Mr. Bunkheang explained that the CPK arranged marriages without people’s consent in order to form a revolutionary family loyal to Angkar. This was implemented in every zone and autonomous sector of the country, and in the military division.

Mr. Bunkheang stated that both Accused had affirmed that the CPK intended to increase the Cambodian population dramatically from approximately 8 million to 15-20 million people within 10 years. Khieu Samphan agreed with an expert who stated that Pol Pot wanted to increase the population dramatically and not reduce it. Khieu Samphan also gave a speech in which he discussed and supported this policy. Nuon Chea admitted his support for this policy in a 1981 interview, and said that the four-year plan for 1977-1980 had been to increase population to 15 million people within 10-15 years.

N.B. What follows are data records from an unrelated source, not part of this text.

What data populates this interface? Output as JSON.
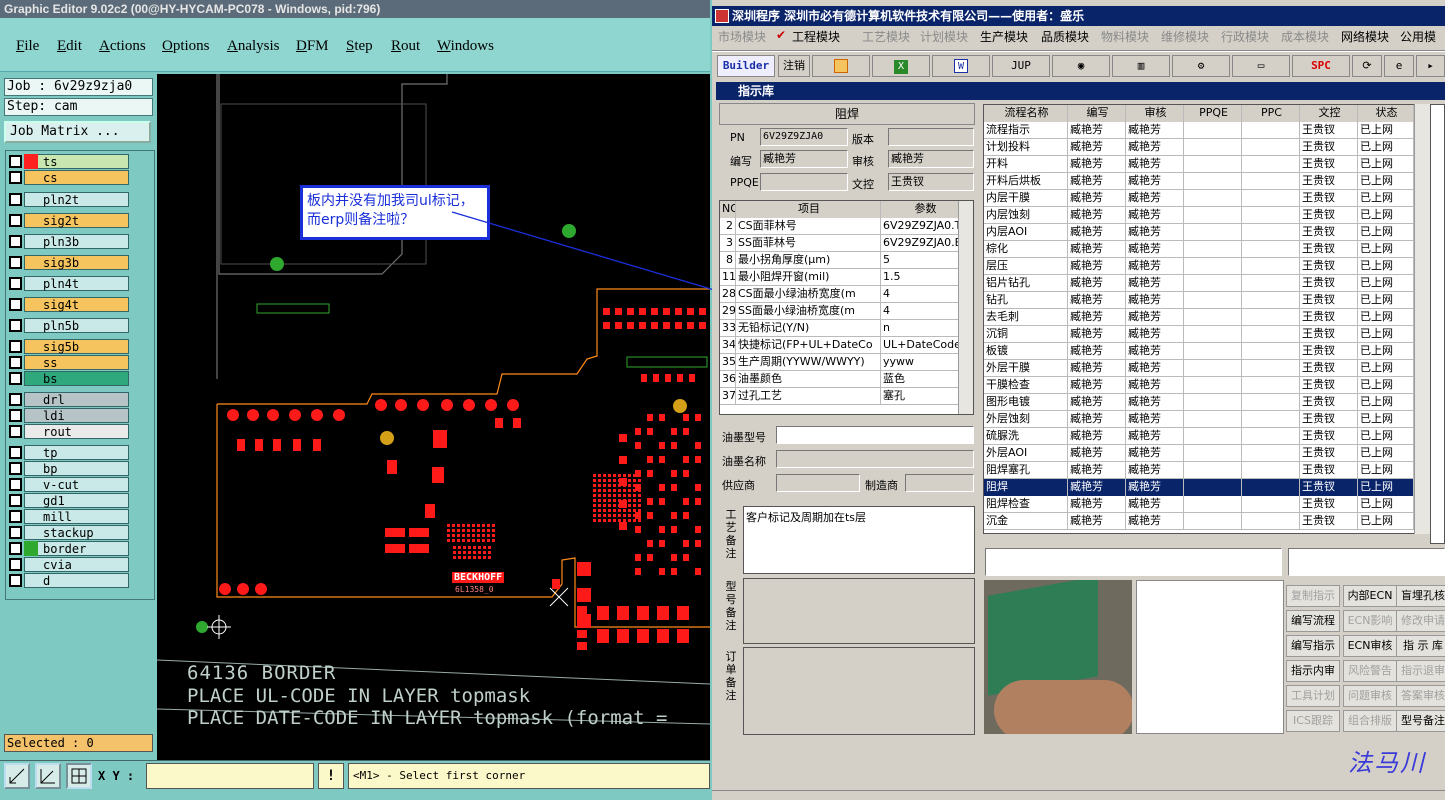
{
  "cam": {
    "title": "Graphic Editor 9.02c2 (00@HY-HYCAM-PC078 - Windows, pid:796)",
    "menu": [
      "File",
      "Edit",
      "Actions",
      "Options",
      "Analysis",
      "DFM",
      "Step",
      "Rout",
      "Windows"
    ],
    "job": "Job : 6v29z9zja0",
    "step": "Step: cam",
    "job_matrix": "Job Matrix ...",
    "layers": [
      {
        "name": "ts",
        "color": "#c8e7b0",
        "swatch": "#ff2020"
      },
      {
        "name": "cs",
        "color": "#f6c45f"
      },
      {
        "name": "pln2t",
        "color": "#c8e9e7"
      },
      {
        "name": "sig2t",
        "color": "#f6c45f"
      },
      {
        "name": "pln3b",
        "color": "#c8e9e7"
      },
      {
        "name": "sig3b",
        "color": "#f6c45f"
      },
      {
        "name": "pln4t",
        "color": "#c8e9e7"
      },
      {
        "name": "sig4t",
        "color": "#f6c45f"
      },
      {
        "name": "pln5b",
        "color": "#c8e9e7"
      },
      {
        "name": "sig5b",
        "color": "#f6c45f"
      },
      {
        "name": "ss",
        "color": "#f6c45f"
      },
      {
        "name": "bs",
        "color": "#2fa87e"
      },
      {
        "name": "drl",
        "color": "#b6c4c8"
      },
      {
        "name": "ldi",
        "color": "#b6c4c8"
      },
      {
        "name": "rout",
        "color": "#eaeaea"
      },
      {
        "name": "tp",
        "color": "#c8e9e7"
      },
      {
        "name": "bp",
        "color": "#c8e9e7"
      },
      {
        "name": "v-cut",
        "color": "#c8e9e7"
      },
      {
        "name": "gd1",
        "color": "#c8e9e7"
      },
      {
        "name": "mill",
        "color": "#c8e9e7"
      },
      {
        "name": "stackup",
        "color": "#c8e9e7"
      },
      {
        "name": "border",
        "color": "#c8e9e7",
        "swatch": "#2fa82f"
      },
      {
        "name": "cvia",
        "color": "#c8e9e7"
      },
      {
        "name": "d",
        "color": "#c8e9e7"
      }
    ],
    "selected": "Selected : 0",
    "xy_label": "X Y :",
    "prompt_button": "!",
    "prompt": "<M1> - Select first corner",
    "annotation": "板内并没有加我司ul标记，而erp则备注啦？",
    "canvas_text": [
      "64136  BORDER",
      "PLACE UL-CODE IN LAYER topmask",
      "PLACE DATE-CODE IN LAYER topmask (format ="
    ],
    "silk": [
      "BECKHOFF",
      "6L1358_0"
    ]
  },
  "erp": {
    "title": "深圳程序    深圳市必有德计算机软件技术有限公司——使用者：盛乐",
    "modules": [
      {
        "label": "市场模块",
        "on": false
      },
      {
        "label": "工程模块",
        "on": true
      },
      {
        "label": "工艺模块",
        "on": false
      },
      {
        "label": "计划模块",
        "on": false
      },
      {
        "label": "生产模块",
        "on": true
      },
      {
        "label": "品质模块",
        "on": true
      },
      {
        "label": "物料模块",
        "on": false
      },
      {
        "label": "维修模块",
        "on": false
      },
      {
        "label": "行政模块",
        "on": false
      },
      {
        "label": "成本模块",
        "on": false
      },
      {
        "label": "网络模块",
        "on": true
      },
      {
        "label": "公用模",
        "on": true
      }
    ],
    "toolbar": {
      "builder": "Builder",
      "logout": "注销",
      "jup": "JUP",
      "spc": "SPC"
    },
    "panel_title": "指示库",
    "form_heading": "阻焊",
    "labels": {
      "pn": "PN",
      "version": "版本",
      "editor": "编写",
      "reviewer": "审核",
      "ppqe": "PPQE",
      "doc": "文控",
      "ink_model": "油墨型号",
      "ink_name": "油墨名称",
      "supplier": "供应商",
      "maker": "制造商",
      "craft_note": "工艺备注",
      "model_note": "型号备注",
      "order_note": "订单备注"
    },
    "values": {
      "pn": "6V29Z9ZJA0",
      "version": "",
      "editor": "臧艳芳",
      "reviewer": "臧艳芳",
      "ppqe": "",
      "doc": "王贵钗",
      "craft_note": "客户标记及周期加在ts层"
    },
    "param_headers": [
      "NO",
      "项目",
      "参数"
    ],
    "params": [
      [
        "2",
        "CS面菲林号",
        "6V29Z9ZJA0.TS"
      ],
      [
        "3",
        "SS面菲林号",
        "6V29Z9ZJA0.BS"
      ],
      [
        "8",
        "最小拐角厚度(μm)",
        "5"
      ],
      [
        "11",
        "最小阻焊开窗(mil)",
        "1.5"
      ],
      [
        "28",
        "CS面最小绿油桥宽度(m",
        "4"
      ],
      [
        "29",
        "SS面最小绿油桥宽度(m",
        "4"
      ],
      [
        "33",
        "无铅标记(Y/N)",
        "n"
      ],
      [
        "34",
        "快捷标记(FP+UL+DateCo",
        "UL+DateCode)"
      ],
      [
        "35",
        "生产周期(YYWW/WWYY)",
        "yyww"
      ],
      [
        "36",
        "油墨颜色",
        "蓝色"
      ],
      [
        "37",
        "过孔工艺",
        "塞孔"
      ]
    ],
    "flow_headers": [
      "流程名称",
      "编写",
      "审核",
      "PPQE",
      "PPC",
      "文控",
      "状态"
    ],
    "flows": [
      [
        "流程指示",
        "臧艳芳",
        "臧艳芳",
        "",
        "",
        "王贵钗",
        "已上网"
      ],
      [
        "计划投料",
        "臧艳芳",
        "臧艳芳",
        "",
        "",
        "王贵钗",
        "已上网"
      ],
      [
        "开料",
        "臧艳芳",
        "臧艳芳",
        "",
        "",
        "王贵钗",
        "已上网"
      ],
      [
        "开料后烘板",
        "臧艳芳",
        "臧艳芳",
        "",
        "",
        "王贵钗",
        "已上网"
      ],
      [
        "内层干膜",
        "臧艳芳",
        "臧艳芳",
        "",
        "",
        "王贵钗",
        "已上网"
      ],
      [
        "内层蚀刻",
        "臧艳芳",
        "臧艳芳",
        "",
        "",
        "王贵钗",
        "已上网"
      ],
      [
        "内层AOI",
        "臧艳芳",
        "臧艳芳",
        "",
        "",
        "王贵钗",
        "已上网"
      ],
      [
        "棕化",
        "臧艳芳",
        "臧艳芳",
        "",
        "",
        "王贵钗",
        "已上网"
      ],
      [
        "层压",
        "臧艳芳",
        "臧艳芳",
        "",
        "",
        "王贵钗",
        "已上网"
      ],
      [
        "铝片钻孔",
        "臧艳芳",
        "臧艳芳",
        "",
        "",
        "王贵钗",
        "已上网"
      ],
      [
        "钻孔",
        "臧艳芳",
        "臧艳芳",
        "",
        "",
        "王贵钗",
        "已上网"
      ],
      [
        "去毛刺",
        "臧艳芳",
        "臧艳芳",
        "",
        "",
        "王贵钗",
        "已上网"
      ],
      [
        "沉铜",
        "臧艳芳",
        "臧艳芳",
        "",
        "",
        "王贵钗",
        "已上网"
      ],
      [
        "板镀",
        "臧艳芳",
        "臧艳芳",
        "",
        "",
        "王贵钗",
        "已上网"
      ],
      [
        "外层干膜",
        "臧艳芳",
        "臧艳芳",
        "",
        "",
        "王贵钗",
        "已上网"
      ],
      [
        "干膜检查",
        "臧艳芳",
        "臧艳芳",
        "",
        "",
        "王贵钗",
        "已上网"
      ],
      [
        "图形电镀",
        "臧艳芳",
        "臧艳芳",
        "",
        "",
        "王贵钗",
        "已上网"
      ],
      [
        "外层蚀刻",
        "臧艳芳",
        "臧艳芳",
        "",
        "",
        "王贵钗",
        "已上网"
      ],
      [
        "硫脲洗",
        "臧艳芳",
        "臧艳芳",
        "",
        "",
        "王贵钗",
        "已上网"
      ],
      [
        "外层AOI",
        "臧艳芳",
        "臧艳芳",
        "",
        "",
        "王贵钗",
        "已上网"
      ],
      [
        "阻焊塞孔",
        "臧艳芳",
        "臧艳芳",
        "",
        "",
        "王贵钗",
        "已上网"
      ],
      [
        "阻焊",
        "臧艳芳",
        "臧艳芳",
        "",
        "",
        "王贵钗",
        "已上网"
      ],
      [
        "阻焊检查",
        "臧艳芳",
        "臧艳芳",
        "",
        "",
        "王贵钗",
        "已上网"
      ],
      [
        "沉金",
        "臧艳芳",
        "臧艳芳",
        "",
        "",
        "王贵钗",
        "已上网"
      ]
    ],
    "buttons": [
      [
        {
          "label": "复制指示",
          "on": false
        },
        {
          "label": "内部ECN",
          "on": true
        },
        {
          "label": "盲埋孔核",
          "on": true
        }
      ],
      [
        {
          "label": "编写流程",
          "on": true
        },
        {
          "label": "ECN影响",
          "on": false
        },
        {
          "label": "修改申请",
          "on": false
        }
      ],
      [
        {
          "label": "编写指示",
          "on": true
        },
        {
          "label": "ECN审核",
          "on": true
        },
        {
          "label": "指 示 库",
          "on": true
        }
      ],
      [
        {
          "label": "指示内审",
          "on": true
        },
        {
          "label": "风险警告",
          "on": false
        },
        {
          "label": "指示退审",
          "on": false
        }
      ],
      [
        {
          "label": "工具计划",
          "on": false
        },
        {
          "label": "问题审核",
          "on": false
        },
        {
          "label": "答案审核",
          "on": false
        }
      ],
      [
        {
          "label": "ICS跟踪",
          "on": false
        },
        {
          "label": "组合排版",
          "on": false
        },
        {
          "label": "型号备注",
          "on": true
        }
      ]
    ],
    "watermark": "法马川"
  }
}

In addition to the statements of both Accused, Mr. Bunkheang also noted the documentary evidence issued by the CPK which stated that population increased, but not as much as was needed by the party. He noted that achieving a goal of doubling a population that was systematically being starved and killed would require an unprecedented increase in the birth rate. To further these goals, CPK would arrange and approve marriages. Nuon Chea admitted to his approved biographer, Thet Sambath, that “the man always wants to choose a beautiful girl, and that is why we force them to get married and Angkar chose the wife.”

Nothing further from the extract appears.